Signing the “most ambitious agreement the EU has offered to a partner country would have further enhanced the reform course of Ukraine and sent a clear signal to investors worldwide as well as to international financial institutions that Ukraine is serious about its modernization pledge,” Ashton said in a statement.
Meanwhile, Putin is working hard to form a Moscow-controlled trading pact between Russia and eastern European and central Asian countries that were Moscow’s satellites before the collapse of the Soviet Union. He has threatened to impose export tariffs and inflict other punishments if they join with the EU. For Putin, Ukraine is the most important piece of the puzzle, by far, in establishing his dream alliance and restoring Russia to its former Soviet glory.
“Ukraine is crucial for Putin’s Eurasian Union project,” said Lilia Shevtsova, a Moscow-based Kremlin expert at the Carnegie Endowment for International Peace. She calls Putin’s project a “Kremlin survival mechanism that needs the existence around Russia of a galaxy of satellite states.” Without Ukraine, she added, the alliance would be nothing but a “limping galaxy.”
Then there is the Kremlin’s eternal fight against the West. “Putin sees everything in zero-sum terms,” said Kramer. If Ukraine signs the association agreement with the EU, he added, this would mark “a huge foreign policy setback for Putin.” But Russia is a “declining power, and its future is rather bleak,” he said. Moscow does not have as much leverage over Ukraine as Putin thinks. “Putin is increasingly out of touch with reality,” he said.

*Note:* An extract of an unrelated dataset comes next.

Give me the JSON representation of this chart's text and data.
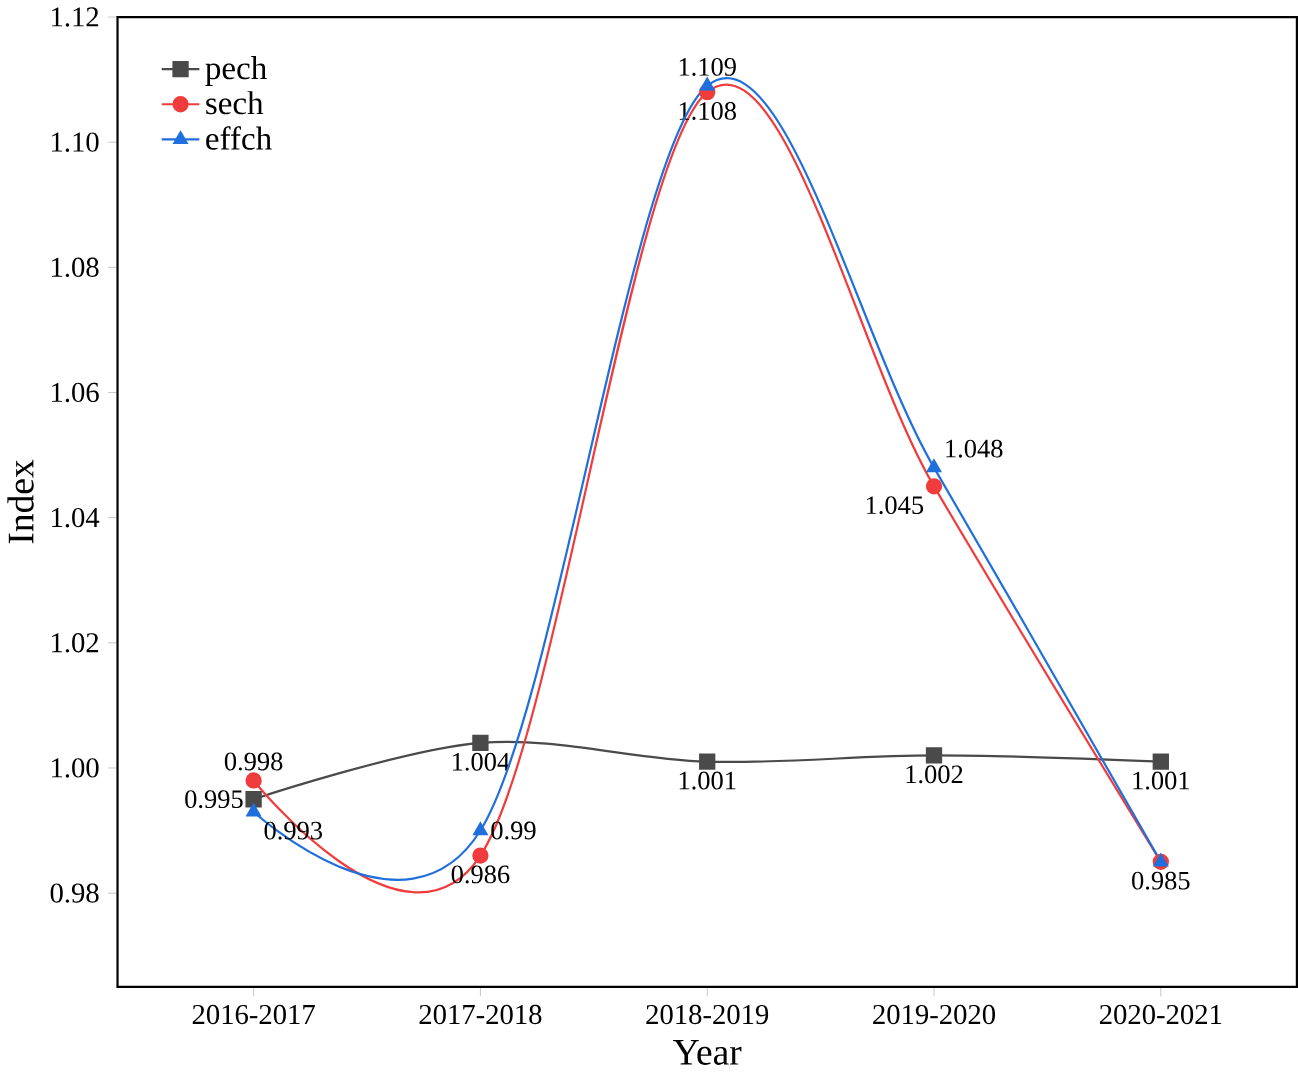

Putin, however, has raised Russia’s profile around the world recently, most notably by dominating the diplomacy surrounding the Mideast’s central battle, in Syria, and he has established himself as a formidable opponent of the West in several other world crises, too. Now Kiev’s top player seems ready to reward Moscow’s efforts to win hearts in its “near abroad” as well.

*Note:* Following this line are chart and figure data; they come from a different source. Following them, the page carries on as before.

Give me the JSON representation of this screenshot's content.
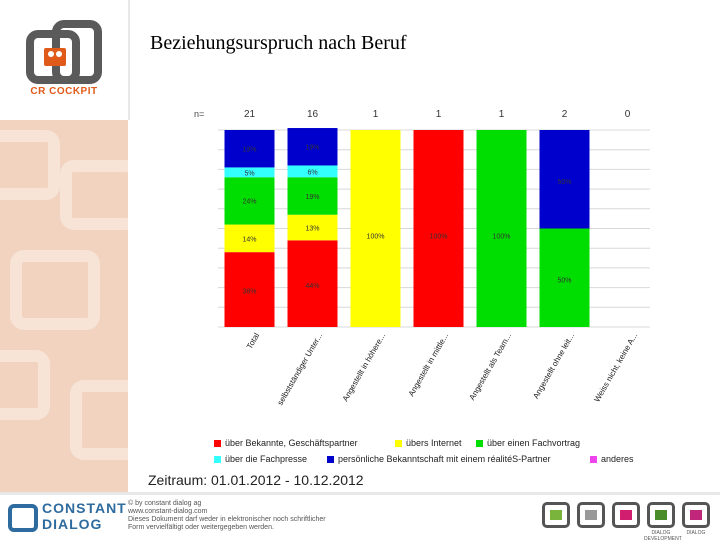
{
  "title": "Beziehungsurspruch nach Beruf",
  "period": "Zeitraum: 01.01.2012 - 10.12.2012",
  "logo_text": "CR COCKPIT",
  "footer": {
    "brand_line1": "CONSTANT",
    "brand_line2": "DIALOG",
    "copyright_lines": [
      "© by constant dialog ag",
      "www.constant-dialog.com",
      "Dieses Dokument darf weder in elektronischer noch schriftlicher",
      "Form vervielfältigt oder weitergegeben werden."
    ],
    "product_icons": [
      {
        "name": "product-icon-1",
        "label": "",
        "color": "#7ab43c"
      },
      {
        "name": "product-icon-2",
        "label": "",
        "color": "#999999"
      },
      {
        "name": "product-icon-3",
        "label": "",
        "color": "#d21e6e"
      },
      {
        "name": "product-icon-4",
        "label": "DIALOG DEVELOPMENT",
        "color": "#4a8c2a"
      },
      {
        "name": "product-icon-5",
        "label": "DIALOG",
        "color": "#c0267a"
      }
    ]
  },
  "chart_data": {
    "type": "bar",
    "stacked": true,
    "percent": true,
    "n_label": "n=",
    "categories": [
      "Total",
      "selbstständiger Unter...",
      "Angestellt in höhere...",
      "Angestellt in mittle...",
      "Angestellt als Team...",
      "Angestellt ohne leit...",
      "Weiss nicht, keine A..."
    ],
    "n": [
      "21",
      "16",
      "1",
      "1",
      "1",
      "2",
      "0"
    ],
    "series": [
      {
        "name": "über Bekannte, Geschäftspartner",
        "color": "#ff0000",
        "values": [
          38,
          44,
          0,
          100,
          0,
          0,
          0
        ],
        "labels": [
          "38%",
          "44%",
          "",
          "100%",
          "",
          "",
          ""
        ]
      },
      {
        "name": "übers Internet",
        "color": "#ffff00",
        "values": [
          14,
          13,
          100,
          0,
          0,
          0,
          0
        ],
        "labels": [
          "14%",
          "13%",
          "100%",
          "",
          "",
          "",
          ""
        ]
      },
      {
        "name": "über einen Fachvortrag",
        "color": "#00dd00",
        "values": [
          24,
          19,
          0,
          0,
          100,
          50,
          0
        ],
        "labels": [
          "24%",
          "19%",
          "",
          "",
          "100%",
          "50%",
          ""
        ]
      },
      {
        "name": "über die Fachpresse",
        "color": "#33ffff",
        "values": [
          5,
          6,
          0,
          0,
          0,
          0,
          0
        ],
        "labels": [
          "5%",
          "6%",
          "",
          "",
          "",
          "",
          ""
        ]
      },
      {
        "name": "persönliche Bekanntschaft mit einem réalitéS-Partner",
        "color": "#0000cc",
        "values": [
          19,
          19,
          0,
          0,
          0,
          50,
          0
        ],
        "labels": [
          "19%",
          "19%",
          "",
          "",
          "",
          "50%",
          ""
        ]
      },
      {
        "name": "anderes",
        "color": "#ee44ee",
        "values": [
          0,
          0,
          0,
          0,
          0,
          0,
          0
        ],
        "labels": [
          "",
          "",
          "",
          "",
          "",
          "",
          ""
        ]
      }
    ],
    "ylim": [
      0,
      100
    ],
    "grid": true,
    "legend_position": "bottom"
  }
}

As for America, it has largely co-opted Putin in many of those battles, including the crucial battle over the future alignment of Ukraine, where, according to Kramer, Washington “has been standoffish and decided to let EU take the lead.”
Last week, the Senate passed a resolution, initiated by Richard Durbin, D-Illinois, that called on Ukraine to release Tymoshenko, and on the EU to explicitly demand her unconditional release from prison. Earlier, Victoria Nuland, the Assistant Secretary of State charged with European affairs, said, “We join the EU in urging Ukraine’s leaders to make the right historic choice for their 45 million citizens.”

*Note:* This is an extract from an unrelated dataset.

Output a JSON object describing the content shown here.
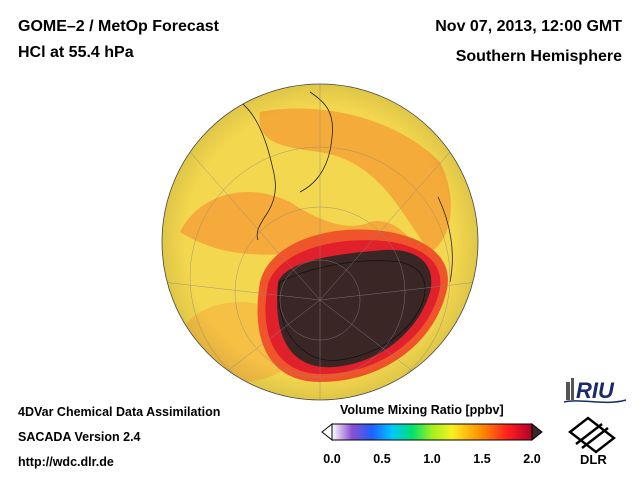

Most Ukrainians seem to agree. “We can’t be a democratic country with political prisoners,” Klitschko told the BBC last month. Vowing to overcome the stumbling blocks to his presidential run, the former champ said, “My main goal is for Ukraine to be a European, modern country with European standards of life.”
Yanukovich may privately agree, but for now the price of admission – which may include losing his own political power – seems too steep for his political pocket.